Kinetic studies on the hydrogen peroxide elimination by cultured PC12 cells: rate limitation by glucose-6-phosphate dehydrogenase.

Abstract Oxidative stress is implicated in the pathogenesis of neurodegenerative disorders and brain ischemia, and hydrogen peroxide (H 2 O 2 ) plays a central role in the stress. In this study, we have examined the kinetics of H 2 O 2 elimination by PC12 cells as a neuronal model in connection with the enzyme activities supporting the reaction. Similarly to other cell lines previously studied, H 2 O 2 removal kinetics could be divided into two reactions: one apparently following the Michaelis–Menten kinetics (GSH-dependent reaction) and the other following the first-order kinetics (mainly catalyzed by catalase). Based on the enzyme activities in the cell homogenate, it was inferred that glucose-6-phosphate dehydrogenase (G6PD) is the rate-limiting enzyme in the GSH- and NADPH-dependent H 2 O 2 elimination by PC12 cells.
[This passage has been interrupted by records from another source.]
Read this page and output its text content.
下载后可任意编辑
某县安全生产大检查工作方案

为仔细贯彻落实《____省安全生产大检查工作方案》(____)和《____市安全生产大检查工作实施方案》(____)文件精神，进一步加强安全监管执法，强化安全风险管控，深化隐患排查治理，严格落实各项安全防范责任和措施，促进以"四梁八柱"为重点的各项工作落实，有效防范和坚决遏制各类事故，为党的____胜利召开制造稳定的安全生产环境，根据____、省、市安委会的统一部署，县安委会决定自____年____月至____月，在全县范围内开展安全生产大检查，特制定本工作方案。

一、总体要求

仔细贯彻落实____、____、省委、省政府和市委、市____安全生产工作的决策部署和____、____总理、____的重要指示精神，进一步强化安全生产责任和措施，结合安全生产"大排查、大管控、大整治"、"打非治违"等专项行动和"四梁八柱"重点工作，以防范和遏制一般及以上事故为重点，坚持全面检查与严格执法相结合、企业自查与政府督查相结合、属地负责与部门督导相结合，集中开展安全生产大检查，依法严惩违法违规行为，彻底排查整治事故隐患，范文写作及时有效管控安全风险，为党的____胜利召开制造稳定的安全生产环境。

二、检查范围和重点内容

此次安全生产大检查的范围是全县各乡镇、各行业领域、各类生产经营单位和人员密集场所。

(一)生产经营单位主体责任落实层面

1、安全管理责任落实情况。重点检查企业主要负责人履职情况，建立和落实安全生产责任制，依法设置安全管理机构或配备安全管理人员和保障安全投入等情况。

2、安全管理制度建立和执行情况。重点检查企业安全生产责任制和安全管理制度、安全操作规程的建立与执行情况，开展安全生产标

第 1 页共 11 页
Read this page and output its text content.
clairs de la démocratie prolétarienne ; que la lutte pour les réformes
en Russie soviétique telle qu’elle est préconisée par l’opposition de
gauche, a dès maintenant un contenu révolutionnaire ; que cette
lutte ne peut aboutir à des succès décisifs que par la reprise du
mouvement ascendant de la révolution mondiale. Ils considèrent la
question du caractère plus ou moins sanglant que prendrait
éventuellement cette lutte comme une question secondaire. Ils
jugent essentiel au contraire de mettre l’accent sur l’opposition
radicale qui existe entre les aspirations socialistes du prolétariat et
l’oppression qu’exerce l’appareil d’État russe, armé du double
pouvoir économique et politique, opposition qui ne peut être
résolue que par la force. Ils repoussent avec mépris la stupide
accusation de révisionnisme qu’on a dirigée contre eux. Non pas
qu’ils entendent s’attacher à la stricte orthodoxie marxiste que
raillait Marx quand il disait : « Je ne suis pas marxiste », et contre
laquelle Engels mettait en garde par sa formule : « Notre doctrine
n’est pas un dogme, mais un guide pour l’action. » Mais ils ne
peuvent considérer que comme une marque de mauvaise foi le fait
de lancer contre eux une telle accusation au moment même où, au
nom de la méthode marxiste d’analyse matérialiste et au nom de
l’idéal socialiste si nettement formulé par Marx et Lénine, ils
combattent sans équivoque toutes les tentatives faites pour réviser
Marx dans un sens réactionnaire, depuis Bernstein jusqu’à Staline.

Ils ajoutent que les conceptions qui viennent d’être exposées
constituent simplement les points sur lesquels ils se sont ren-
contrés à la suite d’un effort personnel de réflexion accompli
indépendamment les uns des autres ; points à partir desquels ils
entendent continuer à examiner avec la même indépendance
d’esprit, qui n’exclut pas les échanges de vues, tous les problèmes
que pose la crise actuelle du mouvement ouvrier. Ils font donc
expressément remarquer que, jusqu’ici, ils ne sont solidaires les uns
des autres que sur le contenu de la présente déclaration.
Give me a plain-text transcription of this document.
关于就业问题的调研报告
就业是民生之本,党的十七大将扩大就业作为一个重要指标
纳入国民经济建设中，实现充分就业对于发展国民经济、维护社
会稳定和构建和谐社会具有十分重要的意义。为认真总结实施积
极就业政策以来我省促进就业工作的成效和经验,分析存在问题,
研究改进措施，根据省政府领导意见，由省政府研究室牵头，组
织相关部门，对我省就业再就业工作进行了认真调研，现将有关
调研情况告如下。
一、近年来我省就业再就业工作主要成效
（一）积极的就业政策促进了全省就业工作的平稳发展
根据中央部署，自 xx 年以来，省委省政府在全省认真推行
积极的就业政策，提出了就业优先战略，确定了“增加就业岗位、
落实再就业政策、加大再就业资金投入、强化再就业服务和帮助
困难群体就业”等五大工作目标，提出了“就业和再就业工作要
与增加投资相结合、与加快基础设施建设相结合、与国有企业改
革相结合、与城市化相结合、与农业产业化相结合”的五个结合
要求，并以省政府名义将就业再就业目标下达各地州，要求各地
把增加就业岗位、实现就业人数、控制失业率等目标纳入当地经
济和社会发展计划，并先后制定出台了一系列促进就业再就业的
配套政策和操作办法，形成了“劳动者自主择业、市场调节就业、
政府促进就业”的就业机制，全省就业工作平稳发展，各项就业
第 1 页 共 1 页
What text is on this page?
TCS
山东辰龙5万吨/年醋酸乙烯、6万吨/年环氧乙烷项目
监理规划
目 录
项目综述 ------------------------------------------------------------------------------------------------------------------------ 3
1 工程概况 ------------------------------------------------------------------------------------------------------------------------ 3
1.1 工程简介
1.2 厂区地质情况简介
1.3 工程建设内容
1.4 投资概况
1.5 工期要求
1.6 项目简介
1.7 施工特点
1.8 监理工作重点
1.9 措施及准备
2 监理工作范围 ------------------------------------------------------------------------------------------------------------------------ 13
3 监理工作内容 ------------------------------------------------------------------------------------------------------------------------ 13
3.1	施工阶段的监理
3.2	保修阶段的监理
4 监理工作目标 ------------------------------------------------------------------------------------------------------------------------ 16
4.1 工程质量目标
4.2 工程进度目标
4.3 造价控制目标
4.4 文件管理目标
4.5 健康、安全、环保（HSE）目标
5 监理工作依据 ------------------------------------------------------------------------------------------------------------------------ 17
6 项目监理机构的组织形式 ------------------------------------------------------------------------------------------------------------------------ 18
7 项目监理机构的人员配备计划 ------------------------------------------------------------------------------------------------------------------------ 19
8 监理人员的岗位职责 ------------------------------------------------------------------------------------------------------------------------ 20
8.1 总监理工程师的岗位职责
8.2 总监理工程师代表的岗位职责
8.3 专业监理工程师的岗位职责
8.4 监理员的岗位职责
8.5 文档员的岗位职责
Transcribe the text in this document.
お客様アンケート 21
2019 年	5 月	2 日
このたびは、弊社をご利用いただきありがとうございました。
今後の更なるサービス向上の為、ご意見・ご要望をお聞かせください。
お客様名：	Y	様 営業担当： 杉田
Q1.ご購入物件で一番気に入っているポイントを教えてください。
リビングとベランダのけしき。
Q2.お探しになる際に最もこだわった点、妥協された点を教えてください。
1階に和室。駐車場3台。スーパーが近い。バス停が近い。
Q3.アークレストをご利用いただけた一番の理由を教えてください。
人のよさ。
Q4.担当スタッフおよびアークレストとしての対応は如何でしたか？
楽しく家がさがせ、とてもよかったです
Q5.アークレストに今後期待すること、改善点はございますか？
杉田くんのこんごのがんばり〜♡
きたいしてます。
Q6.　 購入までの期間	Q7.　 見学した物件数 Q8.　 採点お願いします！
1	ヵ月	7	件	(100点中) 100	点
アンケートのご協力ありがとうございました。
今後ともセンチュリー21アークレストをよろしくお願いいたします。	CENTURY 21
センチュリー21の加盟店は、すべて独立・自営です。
This is in contrast with fibroblasts and endothelial cells previously examined, in which glutathione reductase (GR) is rate-limiting in the reaction sequence. Treatment of PC12 cells with nerve growth factor increased G6PD activity in the cell homogenate and H 2 O 2 removal activity of the whole cells, with a concomitant increase in the resistance against H 2 O 2 toxicity. These results suggest the importance of G6PD in the antioxidant function of brain and pathogenesis of the oxidative stress-related diseases.